二島中学時代から突出したテクニックで注目され、東福岡高校進学後は1年生時から攻撃の主軸として総体・選手権での全国4強進出に貢献。高校2年・3年時には世代別日本代表に選出され、アジアユース等の国際舞台を経験した。

高校3年時の1997年度には、東福岡高校の主将・背番号10として公式戦52試合無敗(49勝3分)での「高校三冠」(インターハイ・全日本ユース・選手権)を完全制覇。高校サッカー界の頂点に君臨し、大会終了後には日本高校選抜の主将として欧州遠征に参加。国内外のプロスカウトから絶大な争奪戦が繰り広げられた末、鹿島アントラーズへの加入を果たした。

卒業後の進路

大学

該当なし(鹿島アントラーズへ加入)

プロ

  • 鹿島アントラーズ(1998年 – 2015年)
  • ギラヴァンツ北九州(2016年 – 2019年)
  • ケランタン・ユナイテッド(マレーシア / 2021年 – 2022年)

日本代表

サッカー日本代表(A代表)(2000年 – 2006年 / 国際Aマッチ28試合0得点、2004年アジアカップ優勝)、U-20日本代表(1999年ワールドユース準優勝・大会ベストイレブン)、U-23日本代表(2000年シドニー五輪8強)

卒業後のキャリアの総評

1998年に鹿島アントラーズへ加入後、1999年のFIFAワールドユース・ナイジェリア大会で「黄金世代」の左ウイングとして大旋風を巻き起こし、世界準優勝および大会ベストイレブン(優秀選手)に選出された。
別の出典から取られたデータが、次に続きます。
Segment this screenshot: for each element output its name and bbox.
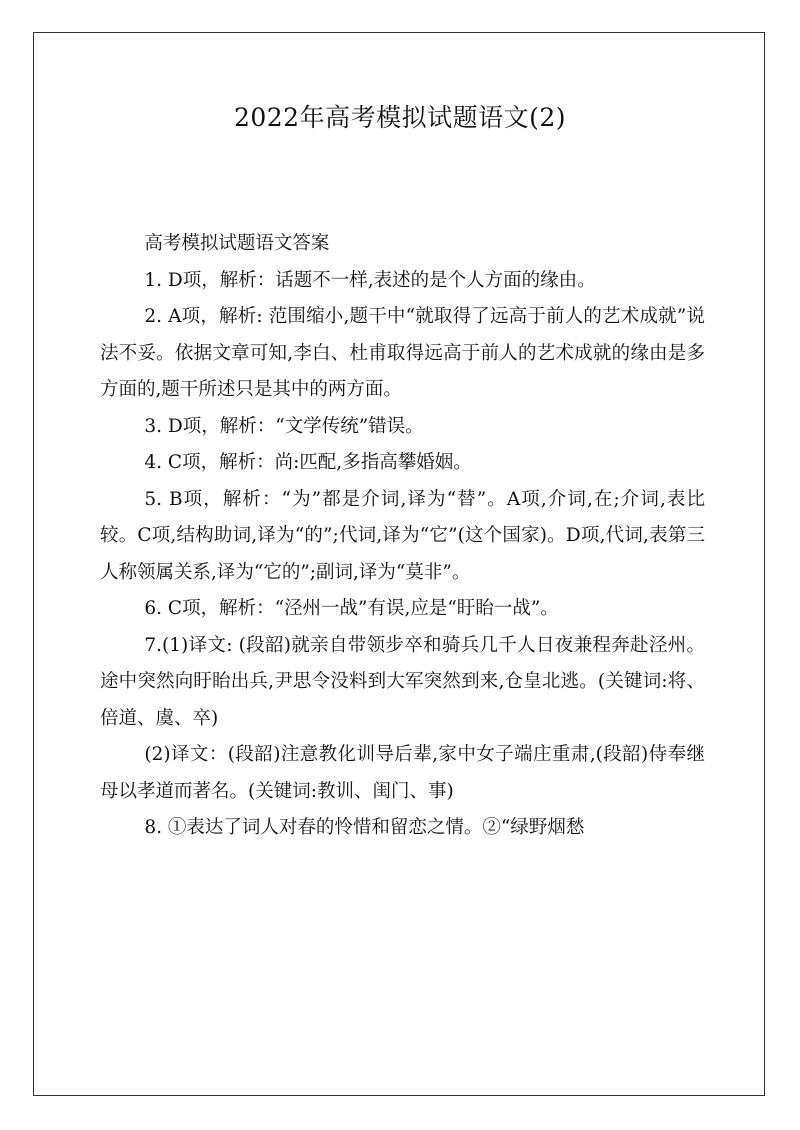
answer-paragraph-5: 5. B项，解析：“为”都是介词,译为“替”。A项,介词,在;介词,表比较。C项,结构助词,译为“的”;代词,译为“它”(这个国家)。D项,代词,表第三人称领属关系,译为“它的”;副词,译为“莫非”。 [100,488,705,583]
answer-paragraph-1: 1. D项，解析：话题不一样,表述的是个人方面的缘由。 [144,269,596,291]
answer-content [100,226,705,847]
section-heading: 高考模拟试题语文答案 [144,233,330,254]
answer-paragraph-3: 3. D项，解析：“文学传统”错误。 [144,415,424,437]
answer-paragraph-4: 4. C项，解析：尚:匹配,多指高攀婚姻。 [144,452,472,473]
answer-paragraph-6: 6. C项，解析：“泾州一战”有误,应是“盱眙一战”。 [144,598,559,619]
answer-paragraph-9: 8. ①表达了词人对春的怜惜和留恋之情。②“绿野烟愁 [144,817,585,838]
answer-paragraph-8: (2)译文：(段韶)注意教化训导后辈,家中女子端庄重肃,(段韶)侍奉继母以孝道而著名。(关键词:教训、闺门、事) [100,744,705,802]
answer-paragraph-7: 7.(1)译文: (段韶)就亲自带领步卒和骑兵几千人日夜兼程奔赴泾州。途中突然向盱眙出兵,尹思令没料到大军突然到来,仓皇北逃。(关键词:将、倍道、虞、卒) [100,634,705,729]
document-title: 2022年高考模拟试题语文(2) [233,103,567,132]
answer-paragraph-2: 2. A项，解析: 范围缩小,题干中“就取得了远高于前人的艺术成就”说法不妥。依据文章可知,李白、杜甫取得远高于前人的艺术成就的缘由是多方面的,题干所述只是其中的两方面。 [100,306,705,400]
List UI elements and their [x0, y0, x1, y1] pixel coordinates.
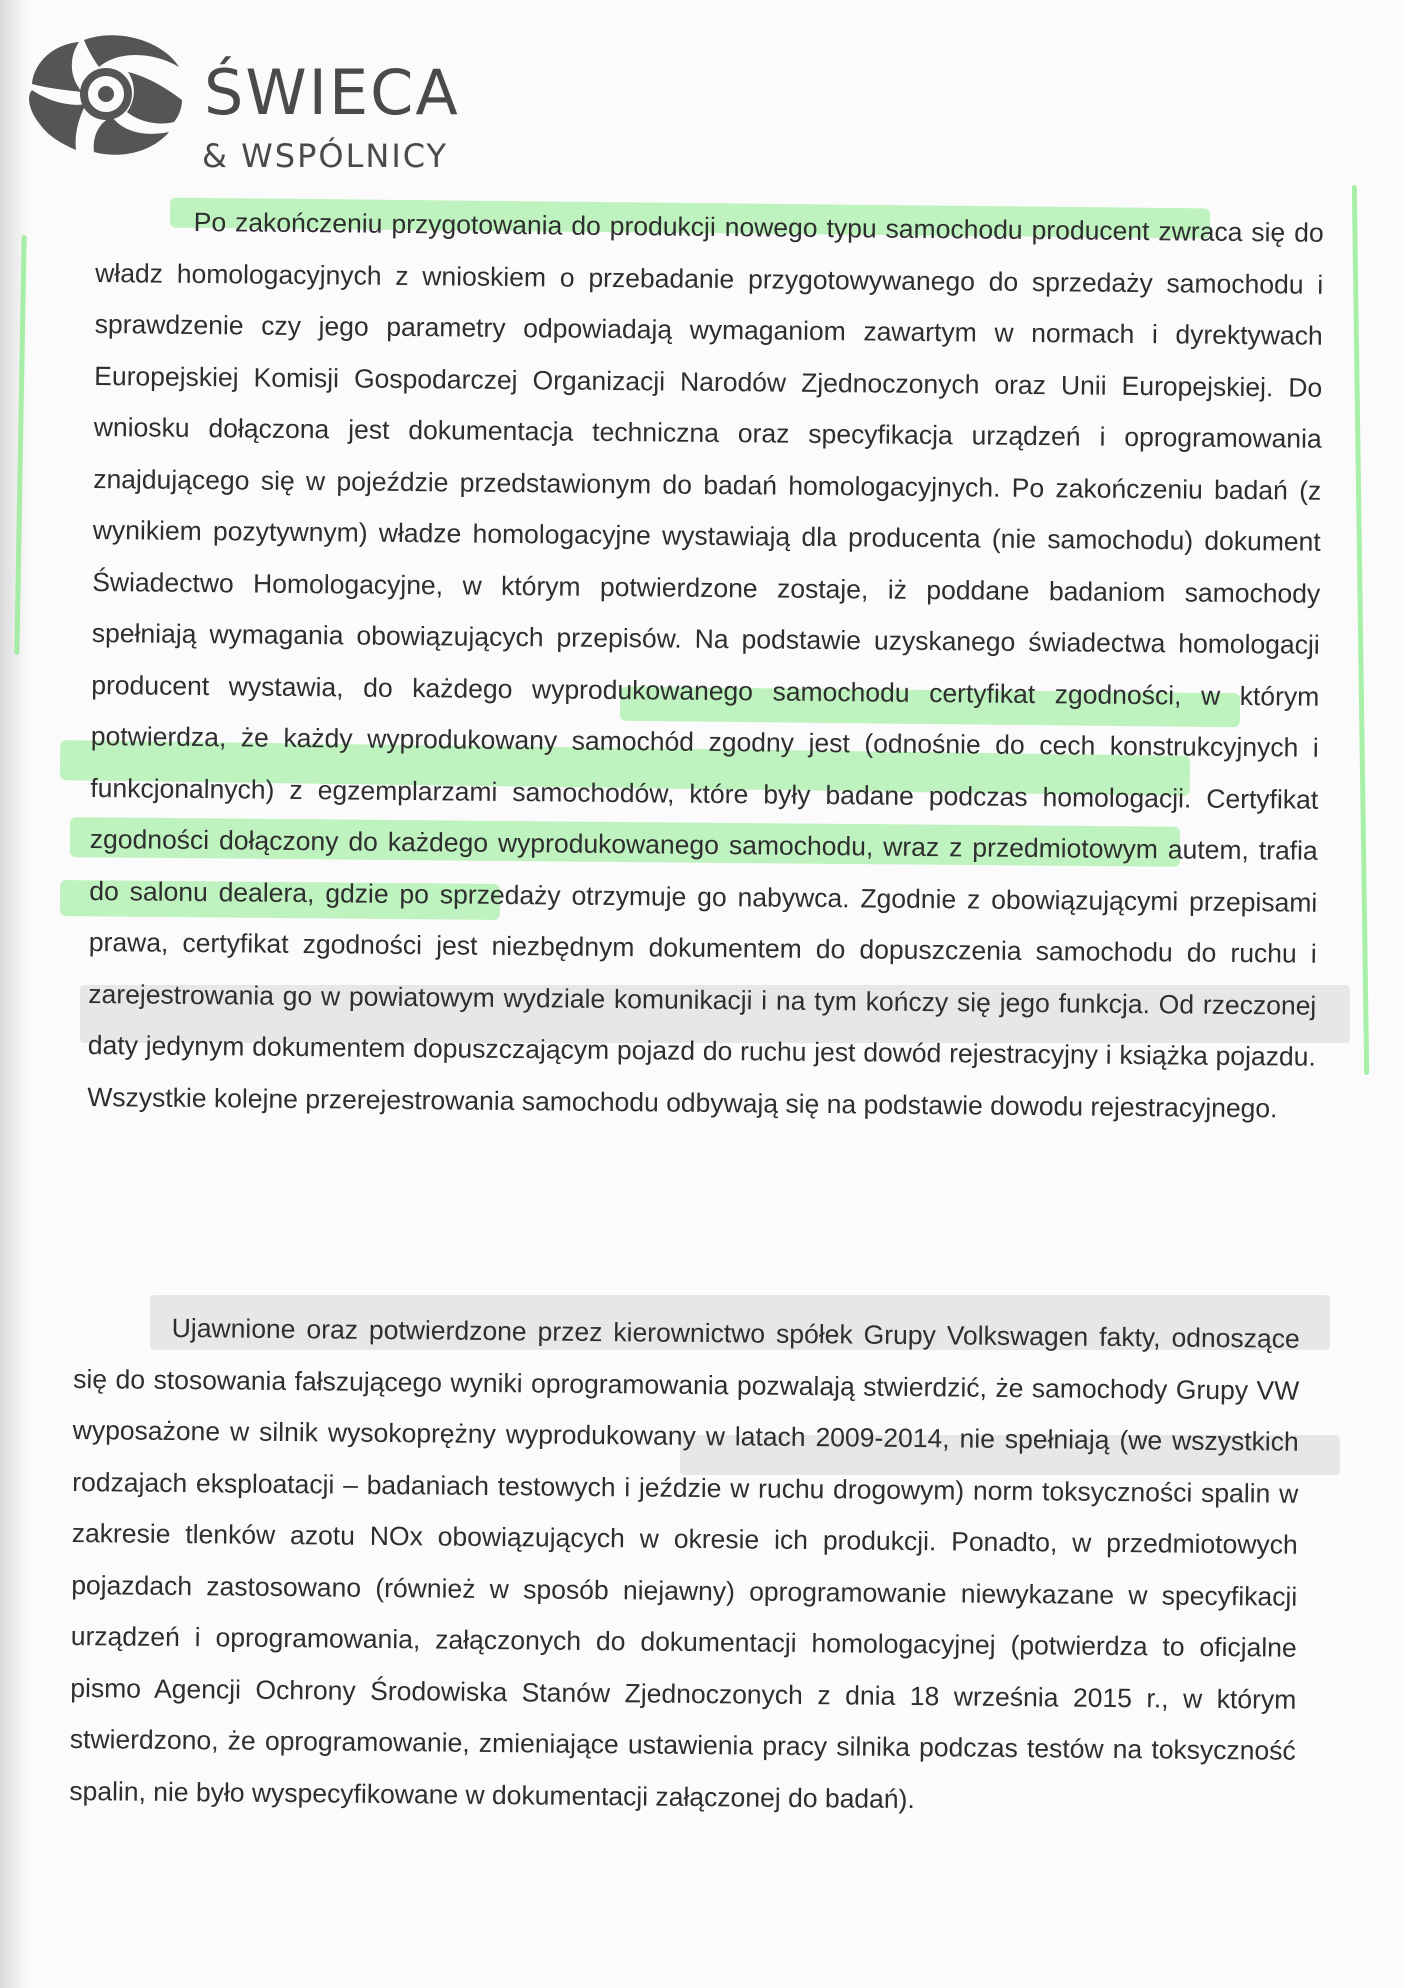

鹿島ではジーコ、ビスマルクらが背負った伝統の「背番号10」を受け継ぎ、抜群のキープ力とラストパスで攻撃を牽引。J1リーグ3連覇(2007年〜2009年)や3冠達成(2000年)など、クラブ歴代最多となる数々のタイトル獲得に大きく貢献した。

晩年は地元・ギラヴァンツ北九州やマレーシアのクラブでプレーを続け、43歳まで現役を全う。引退後は鹿島のアカデミースカウトとして後進の育成・発掘に情熱を注いでいる。